Bianca confesses that this “outer-body” experience felt therapeutic and fixed something she didn’t know needed healing. It set the tone for the rest of her motherhood journey. Unfortunately, this was a one-time thing as she didn’t go through this with her second son but didn’t feel disappointed when it didn’t come…like an orgasmic birth. Bianca finishes by adding that she would always be afraid that someone would kidnap her son. She would wake up at night and check on him to ensure he was still in his crib. These thoughts never stopped her from going outside or doing activities, but they continued to be just that, thoughts.

alix’s story

Alix says her hormones were slightly more balanced than Bianca’s, and she didn’t want to leave the hospital because it felt clean and safe. She remembers being acutely aware of cleanliness and hiring professional cleaners to ensure the house was pristine for when her baby came home. She also admits to having hyper-focused opinions on car seats and how putting her firstborn in the car had made her a little nervous. In the past, the culture was that parents, family, and friends would come and visit the new family, and she knew that this was not an idea she wanted to entertain. However, when Alix’s first child was born, people wanted to visit, and people got mad when she declined their imposition. Alix remembers this piece being very present when she thought of bringing her firstborn home.

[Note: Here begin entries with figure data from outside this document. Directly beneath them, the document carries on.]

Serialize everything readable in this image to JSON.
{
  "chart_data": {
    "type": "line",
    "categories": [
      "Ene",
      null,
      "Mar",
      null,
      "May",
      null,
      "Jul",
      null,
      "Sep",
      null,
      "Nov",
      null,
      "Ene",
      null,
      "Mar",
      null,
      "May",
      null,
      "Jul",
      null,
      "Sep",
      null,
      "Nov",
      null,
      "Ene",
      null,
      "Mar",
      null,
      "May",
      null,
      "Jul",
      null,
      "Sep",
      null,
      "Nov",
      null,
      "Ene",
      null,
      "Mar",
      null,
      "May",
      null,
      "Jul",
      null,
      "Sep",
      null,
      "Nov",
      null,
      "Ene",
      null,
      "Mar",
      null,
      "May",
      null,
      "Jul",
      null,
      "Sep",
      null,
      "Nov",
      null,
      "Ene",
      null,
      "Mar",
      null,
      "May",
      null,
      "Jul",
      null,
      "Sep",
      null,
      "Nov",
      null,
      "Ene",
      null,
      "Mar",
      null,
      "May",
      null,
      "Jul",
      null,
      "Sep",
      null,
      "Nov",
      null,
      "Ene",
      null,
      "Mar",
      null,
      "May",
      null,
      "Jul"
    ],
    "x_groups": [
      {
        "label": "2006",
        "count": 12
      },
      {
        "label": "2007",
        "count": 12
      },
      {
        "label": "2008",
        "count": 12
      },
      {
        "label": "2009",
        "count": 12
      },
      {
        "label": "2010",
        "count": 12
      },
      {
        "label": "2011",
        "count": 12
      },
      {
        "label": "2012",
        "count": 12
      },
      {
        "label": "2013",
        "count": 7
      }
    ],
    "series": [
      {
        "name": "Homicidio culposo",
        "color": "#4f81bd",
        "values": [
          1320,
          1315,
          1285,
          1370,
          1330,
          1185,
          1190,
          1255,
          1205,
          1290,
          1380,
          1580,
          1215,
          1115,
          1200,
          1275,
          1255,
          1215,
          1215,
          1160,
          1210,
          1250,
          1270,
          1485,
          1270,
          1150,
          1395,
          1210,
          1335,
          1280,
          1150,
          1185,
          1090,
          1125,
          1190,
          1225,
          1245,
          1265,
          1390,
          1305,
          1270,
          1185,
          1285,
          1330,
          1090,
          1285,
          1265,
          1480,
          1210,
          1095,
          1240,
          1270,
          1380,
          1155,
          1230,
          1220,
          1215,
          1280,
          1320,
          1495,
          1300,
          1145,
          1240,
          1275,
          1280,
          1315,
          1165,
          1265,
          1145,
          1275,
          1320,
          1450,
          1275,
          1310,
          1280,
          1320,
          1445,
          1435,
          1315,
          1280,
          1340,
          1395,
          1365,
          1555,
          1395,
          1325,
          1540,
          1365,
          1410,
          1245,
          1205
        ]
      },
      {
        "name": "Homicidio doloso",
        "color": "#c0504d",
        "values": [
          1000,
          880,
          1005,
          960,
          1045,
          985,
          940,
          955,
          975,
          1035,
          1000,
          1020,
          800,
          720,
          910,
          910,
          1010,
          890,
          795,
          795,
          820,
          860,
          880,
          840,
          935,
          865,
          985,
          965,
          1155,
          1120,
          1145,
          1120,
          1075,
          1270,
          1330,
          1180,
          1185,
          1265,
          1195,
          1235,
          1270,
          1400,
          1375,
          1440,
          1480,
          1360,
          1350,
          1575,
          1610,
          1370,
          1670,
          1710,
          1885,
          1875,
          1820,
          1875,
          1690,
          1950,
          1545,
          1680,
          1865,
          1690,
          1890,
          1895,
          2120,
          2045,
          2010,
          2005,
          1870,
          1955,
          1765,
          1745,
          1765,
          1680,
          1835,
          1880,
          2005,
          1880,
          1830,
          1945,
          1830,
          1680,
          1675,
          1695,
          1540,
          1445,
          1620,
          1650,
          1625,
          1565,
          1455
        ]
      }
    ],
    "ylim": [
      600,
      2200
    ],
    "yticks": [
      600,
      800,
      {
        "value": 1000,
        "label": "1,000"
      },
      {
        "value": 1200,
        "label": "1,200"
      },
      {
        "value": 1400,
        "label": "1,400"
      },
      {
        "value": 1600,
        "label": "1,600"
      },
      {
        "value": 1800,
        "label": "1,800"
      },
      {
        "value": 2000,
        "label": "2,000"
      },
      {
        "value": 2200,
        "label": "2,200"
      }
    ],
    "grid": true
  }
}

“i REMEMBER feeling quite balanced…”

Not to say that there weren’t hard moments. Alix explains that she never knew the word “overstimulated” before becoming a parent and didn’t know to identify those challenging moments as overstimulation. The crying, the noise, and the touch were extremely triggering things for her because they were loud and constant. Not only was it impossible for her to communicate to her husband what she was feeling, but there wasn’t a conversation about it to relate to.

“i didn’t have that language; TOUCHED out wasn’t a thing then…”

Alix finishes by noticing the differences and evolution parenting has taken since she had her first eight years ago and wishes she had the language and knowledge she has now to communicate better how she was feeling. Now, she says that if she heard a baby cry, it wouldn’t spark anything at all. Let’s say she has had to do threefold.

moral of the story: everything is a phase, the good and the bad.